The IS ambush in Suweida's volcanic plateau of Tulul al-Safa sparked fighting that killed eight jihadis militants, the UK-based Observatory said.

State news agency SANA reported heavy clashes with IS in the area, which lies some 100 kilometres southeast of Damascus, adding that regime aircraft and artillery "targeted hideouts and positions" held by the group.

Regime forces have been fighting IS in Suweida since militants carried out a wave of attacks in the mainly Druze province on 25 July, killing 250 people according to the Observatory. 

During their rampage, which targeted the provincial capital as well as rural areas, the jihadis also seized around 30 hostages, mostly women and their children. 

[Click to enlarge]

At least 27 are believed to still be held, according to Human Rights Watch, after IS said it had beheaded a 19-year-old man and announced an elderly woman had died.

Observatory chief Rami Abdel Rahman said the hostages were believed to be held captive in the Tulul al-Safa area.

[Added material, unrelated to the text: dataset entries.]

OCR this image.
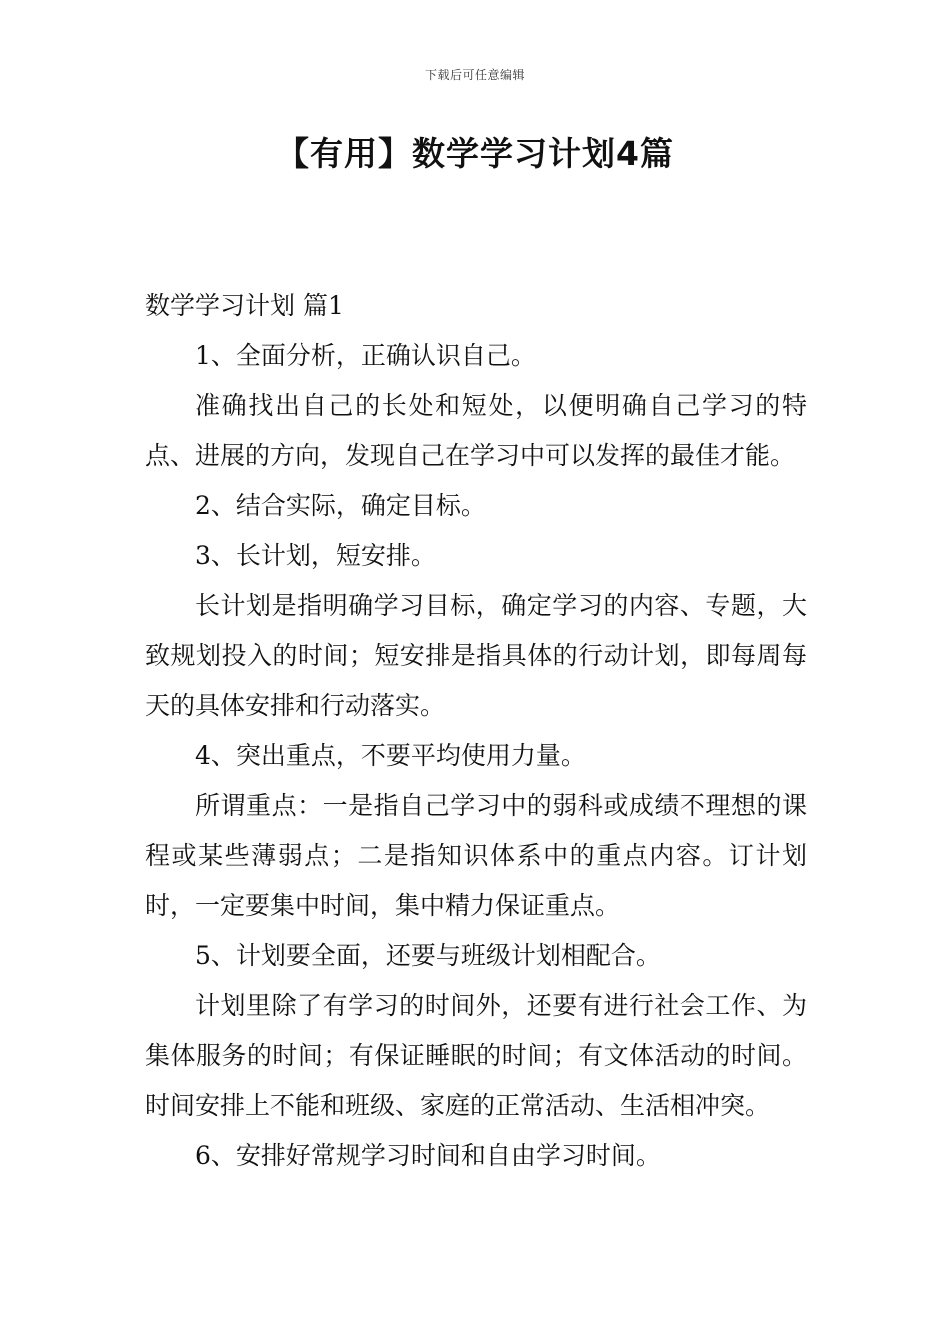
下载后可任意编辑
【有用】数学学习计划4篇

数学学习计划 篇1

1、全面分析，正确认识自己。

准确找出自己的长处和短处，以便明确自己学习的特点、进展的方向，发现自己在学习中可以发挥的最佳才能。

2、结合实际，确定目标。

3、长计划，短安排。

长计划是指明确学习目标，确定学习的内容、专题，大致规划投入的时间；短安排是指具体的行动计划，即每周每天的具体安排和行动落实。

4、突出重点，不要平均使用力量。

所谓重点：一是指自己学习中的弱科或成绩不理想的课程或某些薄弱点；二是指知识体系中的重点内容。订计划时，一定要集中时间，集中精力保证重点。

5、计划要全面，还要与班级计划相配合。

计划里除了有学习的时间外，还要有进行社会工作、为集体服务的时间；有保证睡眠的时间；有文体活动的时间。时间安排上不能和班级、家庭的正常活动、生活相冲突。

6、安排好常规学习时间和自由学习时间。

A source in Suweida told AFP that families had had no word of their kidnapped relatives in weeks.

IS has lost nearly all of the great swathes of territory straddling Iraq and Syria which it seized in 2014, but retains a presence in the vast Badiya desert that lies between Damascus and the Iraqi border, and holds a pocket in the Euphrates Valley in the east.

'Secret IS jails'

In that eastern pocket, a US-backed Kurdish-Arab alliance has for months been closing in on the town of Hajin east of the Euphrates River near the Iraqi border, and on Monday launched an assault to retake it.

In the early hours of Tuesday, the Syrian Democratic Forces (SDF) alliance advanced inside the town, the Observatory said, with backing from the US-led coalition fighting IS.

"They have seized control of the north-western part of Hajin" after residents fled, the monitor's chief Abdel Rahman said.

An SDF commander said the offensive on Hajin aimed to oust an estimated 3,000 IS militants - including a large portion of foreign fighters - from the town and surrounding areas.

"Most of the frontline commanders in this pocket are Iraqi," said Ahmad Abu Khawla, a commander with the Deir az-Zour Military Council, which is part of the SDF.

After humanitarian corridors were opened to allow residents to flee the IS-held area, most civilians remaining inside were "directly linked to the group - hostages or the families of IS fighters", he said.

Abu Khawla said IS had "secret jails where they hold civilians" captured in other areas of Syria.

Last year, IS lost its de-facto Syrian capital of Raqqa in the north of the country, and this spring militants bussed out of the southern suburbs of Damascus.

Since Monday, 27 IS militants and ten SDF fighters have been killed in the fighting for the Hajin pocket, the Observatory says.

More than 400,000 people have been killed and millions more displaced since Syria's war started in 2011 with the brutal repression of anti-regime protests.

The brutal tactics pursued mainly by the regime, which have included the use of chemical weapons, sieges, mass executions and torture against civilians have led to war crimes investigations.